2026年04月16日(木)

コラム「一言進言」

憲法は憲法!

~焦り過ぎか安保法制?~

「矛盾」という言葉の意味は、ここで説明しなくてもほとんどの人が知っている。しかし、矛盾だらけの世の中は収まりそうにない。慣れた。国民等しく慣れた。少々のことでは驚かないし、怒らなくなった。日刊新周南の連載「猫の目」でも触れていたが、与党推薦の憲法学者ですら憲法違反と言っている安保法制案がまかり通る。そうでない学者もいると抗弁するが、国の根幹にかかわる法律が、多くの学者が憲法違反と言っているのに、無理やり成立させられようとしている。学者が政治をするわけではないが、自衛隊員が亡くなって裁判になって、違憲の判決が出たらどうするのだろうか。

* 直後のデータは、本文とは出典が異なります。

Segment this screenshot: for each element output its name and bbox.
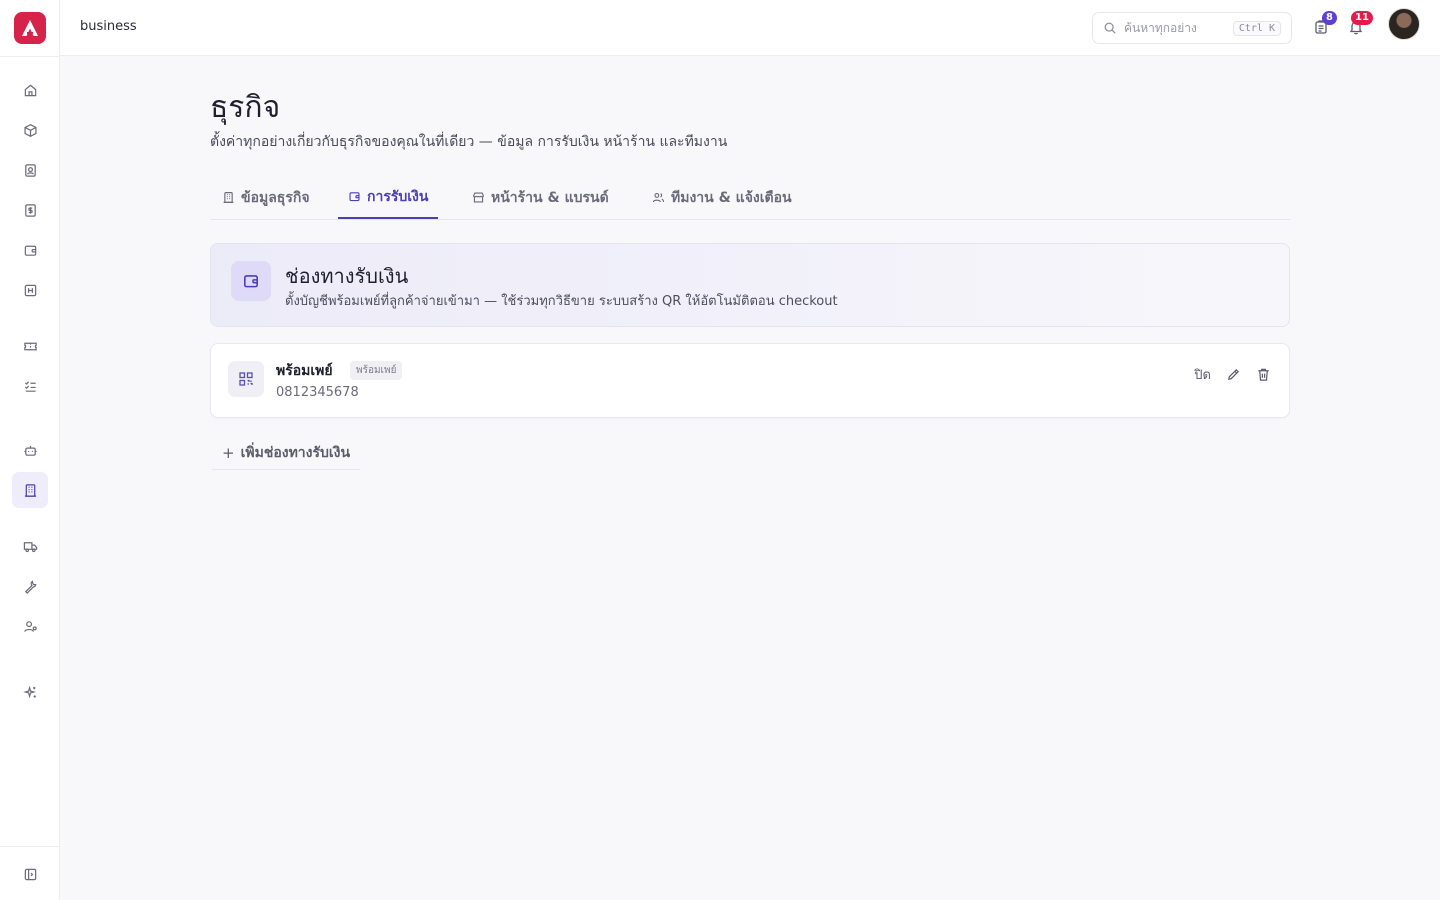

国政選挙の一票の格差では、すでに多くの違憲判決が出ているが、一向に改める作業が進まない。憲法は、どんな法律、条例より上位にあるとは学校で教えられたはずだが、守る気持ちはないらしい。憲法を守る気がない人が法律を作ってはいけまい。安倍総理などの主張もわかるが、あくまでも我が国は立憲国家だ。国民の多くから賛同を得るためにも、まずは憲法改正をなし得て法律化すれば良いことだ。国民のためになることなら、国民も賛成するはずだ。

最近の安倍総理は何だか焦っている。齢も若いし、まだ先が長い人生だ。もう少し多くの国民から賛同が得られるよう、国民運動的なものを起こしながら、憲法改正を企てればよい。我が国が他国の軍隊を手助けするべきだとの主張は、他国からは当たり前だが、憲法は許していない。憲法は憲法なのだ。理不尽と感じる結果であろうが「法は法だ」と納得せざるを得ないことは多々ある。遵法主義が最後に世の中を平穏にする最後のとりでなのだ。

法律を守らない人が政治をすると、独裁政治や弾圧政治に陥る。自分が正しいと思っていることがすべて正しいとは限らない。やはり法にのっとって判断することが最も大切なのだ。沖縄県石垣島の道路は直線で、全くと言っていいほど車が通らない。それでも制限時速四十キロに決められている。道を横断するかもしれないカメや、ほかの生き物を守るためだそうだ。これが法律だ。憲法はもっと厳しい。